Driving into Athens by Night
Wednesday evening I had left Athens to meet with some people from HelMUG in Porto Rafti, on the other side of Attica. We came back the same night. Sitting outside near the seaside, the evening had become chilly with humidity, my clothes damp and cold. We climbed into the car, rolled the windows up and turned the heating on to defog the windows, quite the statement in a city that is hot even in Spring. Then we drove back into Athens at night time...
Driving from Porto Rafti back into Athens from the super modern toll road "Attiki Odos". This place didn't look like Athens at all, a big road, almost empty at half past one in the morning. It did not even look like Greece at all.

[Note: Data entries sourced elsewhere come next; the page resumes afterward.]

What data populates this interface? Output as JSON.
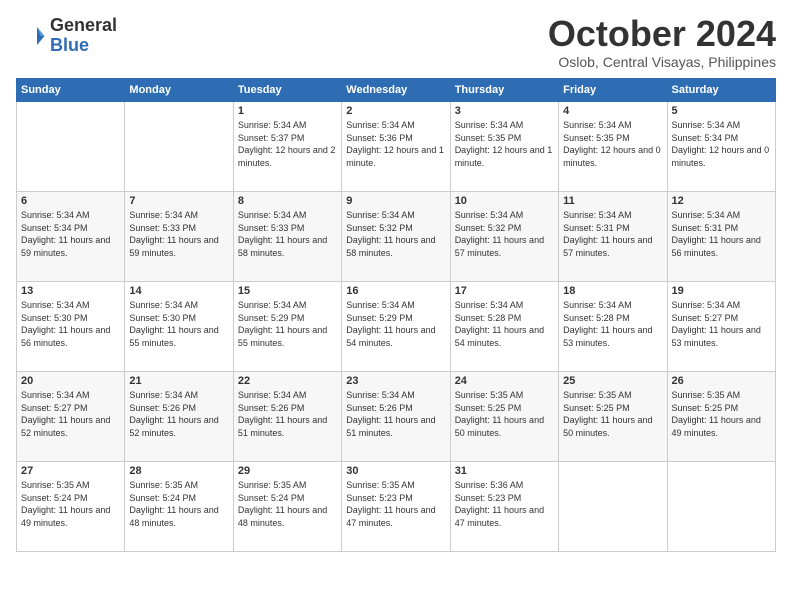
{
  "logo": {
    "general": "General",
    "blue": "Blue"
  },
  "title": "October 2024",
  "subtitle": "Oslob, Central Visayas, Philippines",
  "days_of_week": [
    "Sunday",
    "Monday",
    "Tuesday",
    "Wednesday",
    "Thursday",
    "Friday",
    "Saturday"
  ],
  "weeks": [
    [
      {
        "day": "",
        "info": ""
      },
      {
        "day": "",
        "info": ""
      },
      {
        "day": "1",
        "info": "Sunrise: 5:34 AM\nSunset: 5:37 PM\nDaylight: 12 hours and 2 minutes."
      },
      {
        "day": "2",
        "info": "Sunrise: 5:34 AM\nSunset: 5:36 PM\nDaylight: 12 hours and 1 minute."
      },
      {
        "day": "3",
        "info": "Sunrise: 5:34 AM\nSunset: 5:35 PM\nDaylight: 12 hours and 1 minute."
      },
      {
        "day": "4",
        "info": "Sunrise: 5:34 AM\nSunset: 5:35 PM\nDaylight: 12 hours and 0 minutes."
      },
      {
        "day": "5",
        "info": "Sunrise: 5:34 AM\nSunset: 5:34 PM\nDaylight: 12 hours and 0 minutes."
      }
    ],
    [
      {
        "day": "6",
        "info": "Sunrise: 5:34 AM\nSunset: 5:34 PM\nDaylight: 11 hours and 59 minutes."
      },
      {
        "day": "7",
        "info": "Sunrise: 5:34 AM\nSunset: 5:33 PM\nDaylight: 11 hours and 59 minutes."
      },
      {
        "day": "8",
        "info": "Sunrise: 5:34 AM\nSunset: 5:33 PM\nDaylight: 11 hours and 58 minutes."
      },
      {
        "day": "9",
        "info": "Sunrise: 5:34 AM\nSunset: 5:32 PM\nDaylight: 11 hours and 58 minutes."
      },
      {
        "day": "10",
        "info": "Sunrise: 5:34 AM\nSunset: 5:32 PM\nDaylight: 11 hours and 57 minutes."
      },
      {
        "day": "11",
        "info": "Sunrise: 5:34 AM\nSunset: 5:31 PM\nDaylight: 11 hours and 57 minutes."
      },
      {
        "day": "12",
        "info": "Sunrise: 5:34 AM\nSunset: 5:31 PM\nDaylight: 11 hours and 56 minutes."
      }
    ],
    [
      {
        "day": "13",
        "info": "Sunrise: 5:34 AM\nSunset: 5:30 PM\nDaylight: 11 hours and 56 minutes."
      },
      {
        "day": "14",
        "info": "Sunrise: 5:34 AM\nSunset: 5:30 PM\nDaylight: 11 hours and 55 minutes."
      },
      {
        "day": "15",
        "info": "Sunrise: 5:34 AM\nSunset: 5:29 PM\nDaylight: 11 hours and 55 minutes."
      },
      {
        "day": "16",
        "info": "Sunrise: 5:34 AM\nSunset: 5:29 PM\nDaylight: 11 hours and 54 minutes."
      },
      {
        "day": "17",
        "info": "Sunrise: 5:34 AM\nSunset: 5:28 PM\nDaylight: 11 hours and 54 minutes."
      },
      {
        "day": "18",
        "info": "Sunrise: 5:34 AM\nSunset: 5:28 PM\nDaylight: 11 hours and 53 minutes."
      },
      {
        "day": "19",
        "info": "Sunrise: 5:34 AM\nSunset: 5:27 PM\nDaylight: 11 hours and 53 minutes."
      }
    ],
    [
      {
        "day": "20",
        "info": "Sunrise: 5:34 AM\nSunset: 5:27 PM\nDaylight: 11 hours and 52 minutes."
      },
      {
        "day": "21",
        "info": "Sunrise: 5:34 AM\nSunset: 5:26 PM\nDaylight: 11 hours and 52 minutes."
      },
      {
        "day": "22",
        "info": "Sunrise: 5:34 AM\nSunset: 5:26 PM\nDaylight: 11 hours and 51 minutes."
      },
      {
        "day": "23",
        "info": "Sunrise: 5:34 AM\nSunset: 5:26 PM\nDaylight: 11 hours and 51 minutes."
      },
      {
        "day": "24",
        "info": "Sunrise: 5:35 AM\nSunset: 5:25 PM\nDaylight: 11 hours and 50 minutes."
      },
      {
        "day": "25",
        "info": "Sunrise: 5:35 AM\nSunset: 5:25 PM\nDaylight: 11 hours and 50 minutes."
      },
      {
        "day": "26",
        "info": "Sunrise: 5:35 AM\nSunset: 5:25 PM\nDaylight: 11 hours and 49 minutes."
      }
    ],
    [
      {
        "day": "27",
        "info": "Sunrise: 5:35 AM\nSunset: 5:24 PM\nDaylight: 11 hours and 49 minutes."
      },
      {
        "day": "28",
        "info": "Sunrise: 5:35 AM\nSunset: 5:24 PM\nDaylight: 11 hours and 48 minutes."
      },
      {
        "day": "29",
        "info": "Sunrise: 5:35 AM\nSunset: 5:24 PM\nDaylight: 11 hours and 48 minutes."
      },
      {
        "day": "30",
        "info": "Sunrise: 5:35 AM\nSunset: 5:23 PM\nDaylight: 11 hours and 47 minutes."
      },
      {
        "day": "31",
        "info": "Sunrise: 5:36 AM\nSunset: 5:23 PM\nDaylight: 11 hours and 47 minutes."
      },
      {
        "day": "",
        "info": ""
      },
      {
        "day": "",
        "info": ""
      }
    ]
  ]
}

I remember driving into Athens many times, for many years. I would be riding in my 2CV (first many times in the beige 2CV4 with the french plates, later in the red 2CV6). No matter if it was day or night, it was always a special spectacle. Driving over the little hills, looking out over the top each time to catch that first glimpse of the sprawl of the big city. The sight where you see the concrete jungle stretch out till every horizon, climbing up every hill.

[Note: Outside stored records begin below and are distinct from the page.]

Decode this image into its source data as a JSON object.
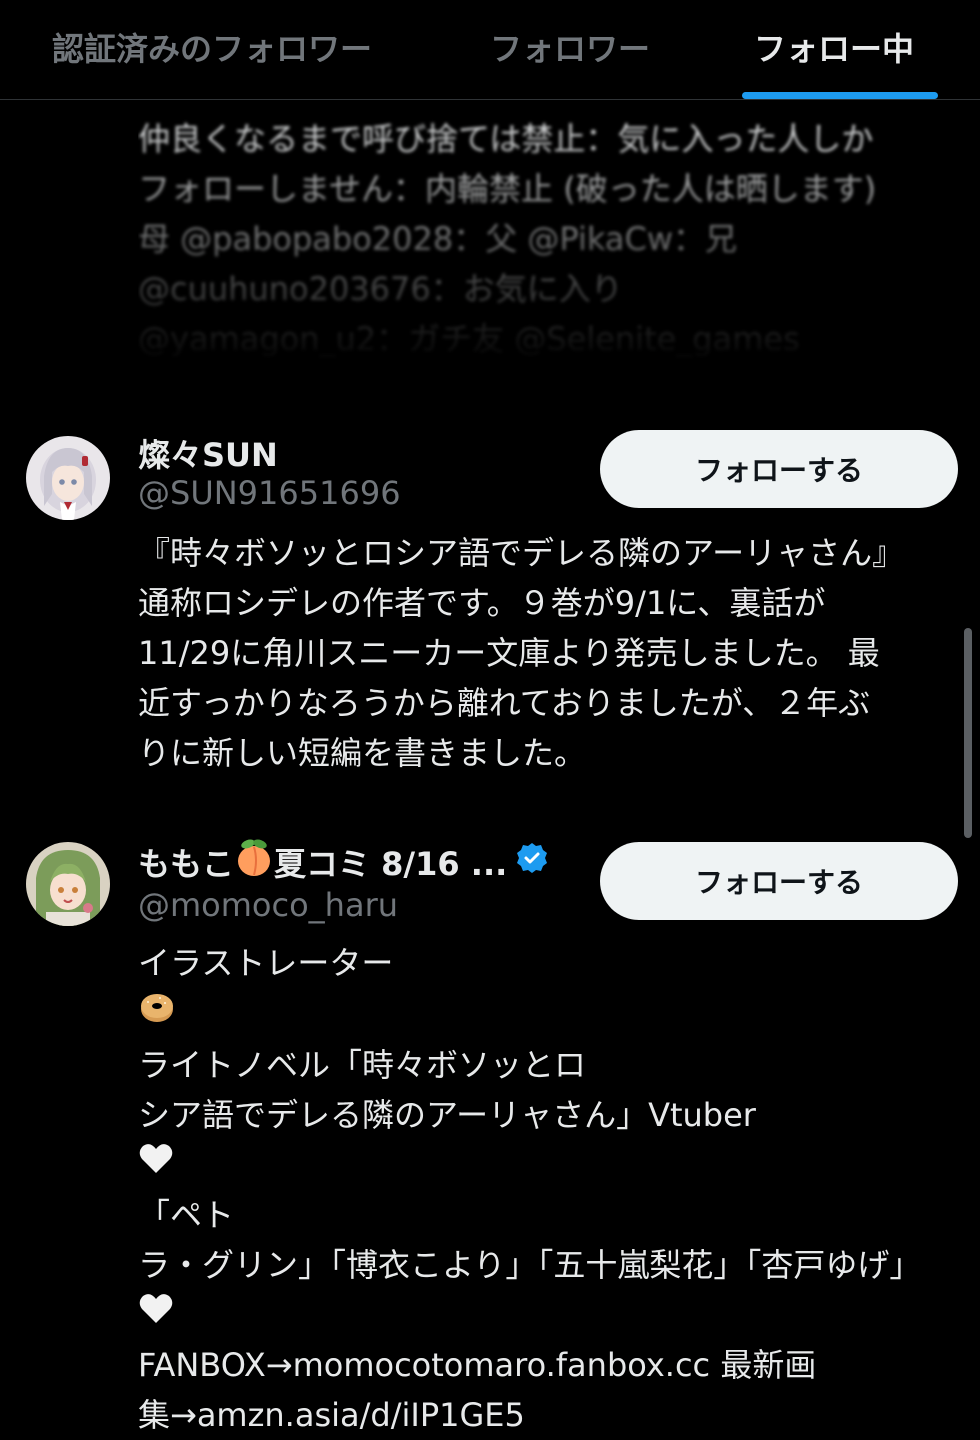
{
  "tabs": [
    {
      "label": "認証済みのフォロワー",
      "active": false
    },
    {
      "label": "フォロワー",
      "active": false
    },
    {
      "label": "フォロー中",
      "active": true
    }
  ],
  "colors": {
    "background": "#000000",
    "text": "#e7e9ea",
    "secondary": "#71767b",
    "accent": "#1d9bf0",
    "button_bg": "#eff3f4"
  },
  "previous_bio_lines": [
    "仲良くなるまで呼び捨ては禁止：気に入った人しか",
    "フォローしません：内輪禁止 (破った人は晒します)",
    "母 @pabopabo2028：父 @PikaCw：兄",
    "@cuuhuno203676：お気に入り",
    "@yamagon_u2：ガチ友 @Selenite_games"
  ],
  "users": [
    {
      "name": "燦々SUN",
      "handle": "@SUN91651696",
      "follow_label": "フォローする",
      "verified": false,
      "avatar_icon": "avatar-girl-white-hair",
      "bio_lines": [
        "『時々ボソッとロシア語でデレる隣のアーリャさん』",
        "通称ロシデレの作者です。９巻が9/1に、裏話が",
        "11/29に角川スニーカー文庫より発売しました。 最",
        "近すっかりなろうから離れておりましたが、２年ぶ",
        "りに新しい短編を書きました。"
      ]
    },
    {
      "name_before_emoji": "ももこ",
      "name_after_emoji": "夏コミ 8/16 ...",
      "name_emoji_icon": "peach-icon",
      "handle": "@momoco_haru",
      "follow_label": "フォローする",
      "verified": true,
      "avatar_icon": "avatar-girl-green-hair",
      "bio_line1_a": "イラストレーター",
      "bio_line1_b": "ライトノベル「時々ボソッとロ",
      "bio_line1_emoji_icon": "bagel-icon",
      "bio_line2_a": "シア語でデレる隣のアーリャさん」Vtuber",
      "bio_line2_b": "「ペト",
      "bio_line2_emoji_icon": "white-heart-icon",
      "bio_line3": "ラ・グリン」「博衣こより」「五十嵐梨花」「杏戸ゆげ」",
      "bio_line4_b": "FANBOX→momocotomaro.fanbox.cc 最新画",
      "bio_line4_emoji_icon": "white-heart-icon",
      "bio_line5": "集→amzn.asia/d/iIP1GE5"
    }
  ]
}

There always was that feeling of getting sucked in, coming from the country roads, moving almost quick (hey, it's a 2CV), then getting slowly, slowly surrounded by more and more traffic, up to the final point of arrival in Athens. Which, if by car, means to be glued into the stop and go routine that goes by the name "traffic" in Athens.

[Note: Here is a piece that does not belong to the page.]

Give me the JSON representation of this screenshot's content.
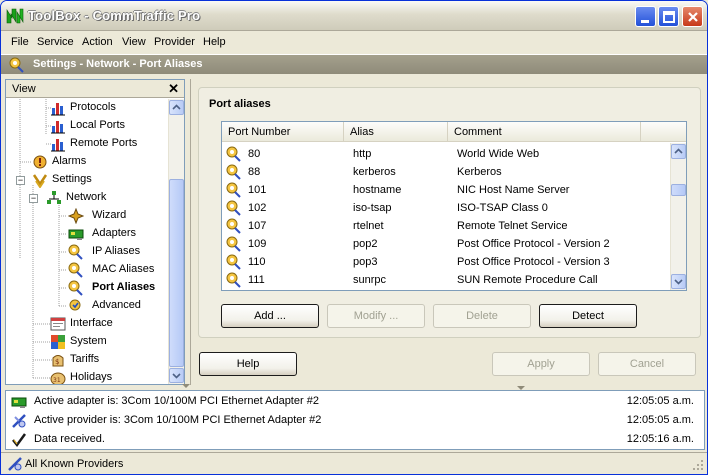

No such thing on that evening. Instead a modern, empty road, symbol of the new Greece. Cold, clinical, only recognizable as Greece by the occasional neon sign with Greek characters. But to not be stuck in traffic for once is nice experience here. Try the same trick in the morning or - heaven forbid - come back to Athens on Sunday evening and you reach completely new levels of being stuck, on that big and shiny new road.